« Bienvenue à Marwen » : pour tout reconstruire

Après un crash en Belgique, le capitaine Hogie est attaqué par un groupe de nazis puis secouru par un groupe de femmes armées. Tout cela a lieu à Marwen, le village reconstitué dans son jardin par l’illustrateur Mark Hogancamp après une terrible agression…
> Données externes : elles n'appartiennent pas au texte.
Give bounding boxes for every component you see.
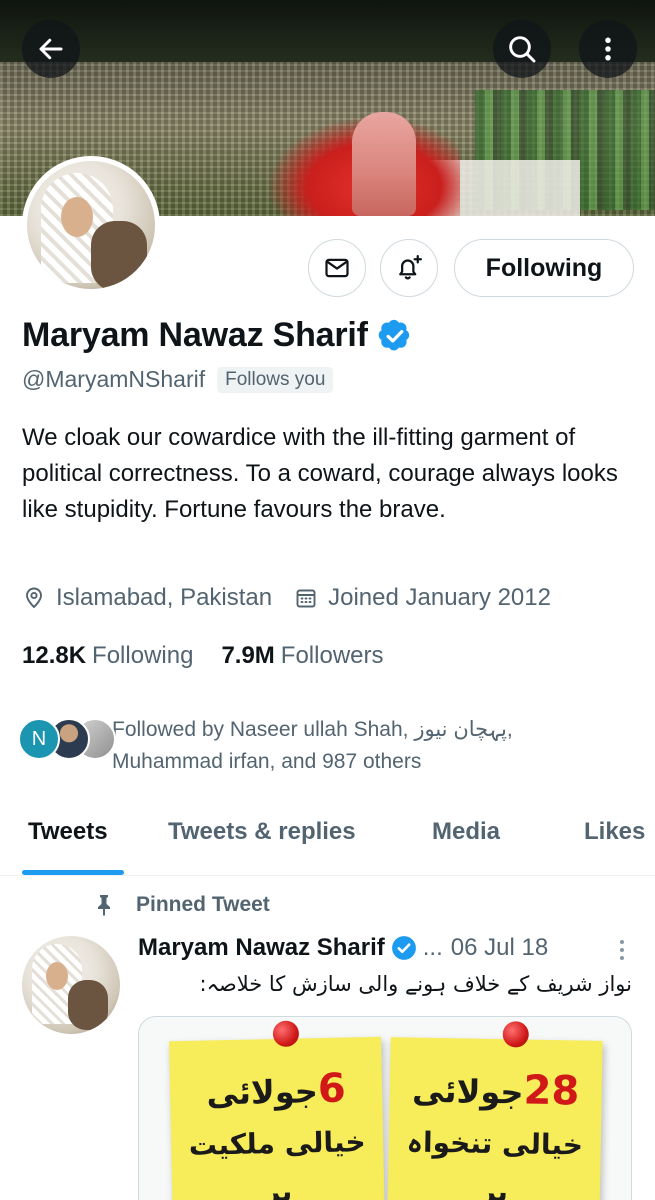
pinned-label: Pinned Tweet [136, 893, 270, 916]
sticky-note: 6جولائی خیالی ملکیت پر [169, 1020, 385, 1200]
location: Islamabad, Pakistan [22, 584, 272, 612]
following-button[interactable]: Following [454, 239, 634, 297]
location-text: Islamabad, Pakistan [56, 584, 273, 611]
note-line2: خیالی تنخواہ [406, 1125, 584, 1162]
followed-by-text: Followed by Naseer ullah Shah, پہچان نیو… [112, 714, 632, 778]
followed-by-line1: Followed by Naseer ullah Shah, پہچان نیو… [112, 718, 513, 741]
profile-name-row: Maryam Nawaz Sharif [22, 316, 412, 355]
more-vertical-icon [620, 940, 624, 960]
tweet-author-avatar[interactable] [22, 936, 120, 1034]
tweet-header: Maryam Nawaz Sharif ... 06 Jul 18 [138, 934, 548, 962]
tab-tweets-replies[interactable]: Tweets & replies [168, 818, 356, 846]
mail-icon [325, 258, 349, 278]
banner-sky [0, 0, 655, 70]
following-count: 12.8K [22, 642, 87, 669]
tweet-more-button[interactable] [612, 936, 632, 969]
message-button[interactable] [308, 239, 366, 297]
bell-plus-icon [399, 255, 422, 280]
followers-count: 7.9M [221, 642, 275, 669]
tweet-date[interactable]: 06 Jul 18 [451, 934, 548, 962]
followed-by-avatars: N [18, 714, 116, 762]
verified-badge-icon [378, 319, 409, 350]
note-line3: پر [479, 1174, 509, 1200]
profile-bio: We cloak our cowardice with the ill-fitt… [22, 424, 618, 523]
followed-by-line2: Muhammad irfan, and 987 others [112, 750, 422, 773]
following-label: Following [92, 642, 194, 669]
tweet-media-image[interactable]: 6جولائی خیالی ملکیت پر 28جولائی خیالی تن… [138, 1016, 632, 1200]
more-vertical-icon [605, 37, 611, 61]
pinned-label-row: Pinned Tweet [92, 892, 270, 918]
follow-stats: 12.8K Following 7.9M Followers [22, 642, 384, 670]
follows-you-badge: Follows you [217, 366, 334, 393]
location-pin-icon [26, 587, 42, 609]
pushpin-icon [272, 1020, 300, 1048]
verified-badge-icon [391, 936, 416, 960]
profile-handle-row: @MaryamNSharif Follows you [22, 366, 334, 393]
joined-text: Joined January 2012 [328, 584, 551, 611]
note-month: جولائی [411, 1071, 524, 1112]
sticky-note: 28جولائی خیالی تنخواہ پر [387, 1021, 603, 1200]
profile-tabs: Tweets Tweets & replies Media Likes [0, 800, 655, 876]
notifications-button[interactable] [380, 239, 438, 297]
more-options-button[interactable] [579, 20, 637, 78]
arrow-left-icon [39, 38, 63, 60]
note-number: 6 [317, 1065, 347, 1113]
tweet-handle-ellipsis: ... [422, 934, 443, 961]
calendar-icon [296, 589, 316, 608]
tweet-text: نواز شریف کے خلاف ہونے والی سازش کا خلاص… [199, 972, 633, 996]
note-month: جولائی [206, 1072, 319, 1113]
following-stat[interactable]: 12.8K Following [22, 642, 193, 670]
active-tab-indicator [22, 870, 124, 875]
note-line2: خیالی ملکیت [188, 1125, 366, 1162]
followers-label: Followers [280, 642, 384, 669]
profile-meta: Islamabad, Pakistan Joined January 2012 [22, 584, 551, 612]
tweet-author-name[interactable]: Maryam Nawaz Sharif [138, 934, 385, 962]
followed-by-section[interactable]: N Followed by Naseer ullah Shah, پہچان ن… [18, 714, 632, 778]
pushpin-icon [502, 1021, 529, 1048]
note-number: 28 [523, 1067, 580, 1115]
back-button[interactable] [22, 20, 80, 78]
followers-stat[interactable]: 7.9M Followers [221, 642, 383, 670]
tab-likes[interactable]: Likes [584, 818, 645, 846]
joined-date: Joined January 2012 [294, 584, 551, 612]
note-line3: پر [263, 1174, 293, 1200]
banner-scarf [352, 112, 416, 216]
search-icon [509, 36, 536, 63]
mini-avatar: N [18, 718, 60, 760]
search-button[interactable] [493, 20, 551, 78]
pin-icon [98, 895, 110, 916]
profile-handle: @MaryamNSharif [22, 366, 206, 392]
tab-media[interactable]: Media [432, 818, 500, 846]
profile-name: Maryam Nawaz Sharif [22, 316, 368, 354]
profile-avatar[interactable] [22, 156, 160, 294]
tab-tweets[interactable]: Tweets [28, 818, 108, 846]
Lorsque le documentaire Marwencol est diffusé en 2010, il suscite des perspectives de fictions, notamment chez Robert Zemeckis et Steve Carell. Lorsque ce dernier se renseigne pour préempter les droits d’adaptation, le réalisateur les a déjà acquis, mais le projet stagne pendant quelques années, jusqu’à ce que l’acteur prenne contact, armé de son désir de faire partie de l’aventure.

Le projet est d’une ambition folle : donner vie à l’écran au village miniature composé par Mark Hogancamp dans son jardin. Mais là où l’ancien illustrateur a désormais opté pour la photographie comme moyen d’expression, narrant dans le documentaire les intrigues qui entourent ses clichés, Zemeckis et sa co-scénariste Caroline Thompson sont déterminés à mêler au récit de la vie de l’artiste des séquences où ses poupées s’animent suivant leurs propres arcs narratifs.

Le défi est d’envergure et va nécessiter pour le cinéaste de convoquer toutes les avancées techniques mises à l’œuvre précédemment dans sa filmographie, et en particulier de pousser le travail de performance capture plus loin que dans ses films d’animation pure. Ici en effet, les acteurs/trices prêtent leurs traits à la fois à des personnages en prises de vues réelles, mais aussi aux poupées, constituées en impression 3D renumérisée à partir de leur faciès, puis animées par capture de mouvement, avec une technique inédite d’éclairage et de caméra 6K. Tout ce travail permet une fluidité impressionnante entre les techniques pour un rendu magique. C’est bien Steve Carell que nous voyons en Hogie, mais affublé d’un casque de cheveux en plastique et d’articulations visibles, comme un Action Man version soldat de la Seconde Guerre mondiale. Mais c’est aussi lui qui interprète le créateur d’Hogie, et leur deux visages, à la fois similaires et distincts, se superposent dans une des transitions toujours très réussies d’un monde à l’autre. Parfois, les poupées semblent s’animer à leur taille réelle (environ 1/6e) à l’instar du soldat SS dans sa boîte. Parfois, elles ne sont que des objets qu’on peut coucher dans une boîte et que Mark habille à sa guise. Et soudain, en un mouvement de caméra, un reflet, un changement de focale, elles sont grandeur nature en train de se livrer une guerre sans merci, façon Small Soldiers. Aucun temps mort, de la vie réelle à l’imaginaire, et les correspondances entre les deux univers sont précisément ce qui permet à la fois de faire avancer l’action, mais aussi de délivrer subtilement des informations aux spectateurs/trices sur le passé de Mark.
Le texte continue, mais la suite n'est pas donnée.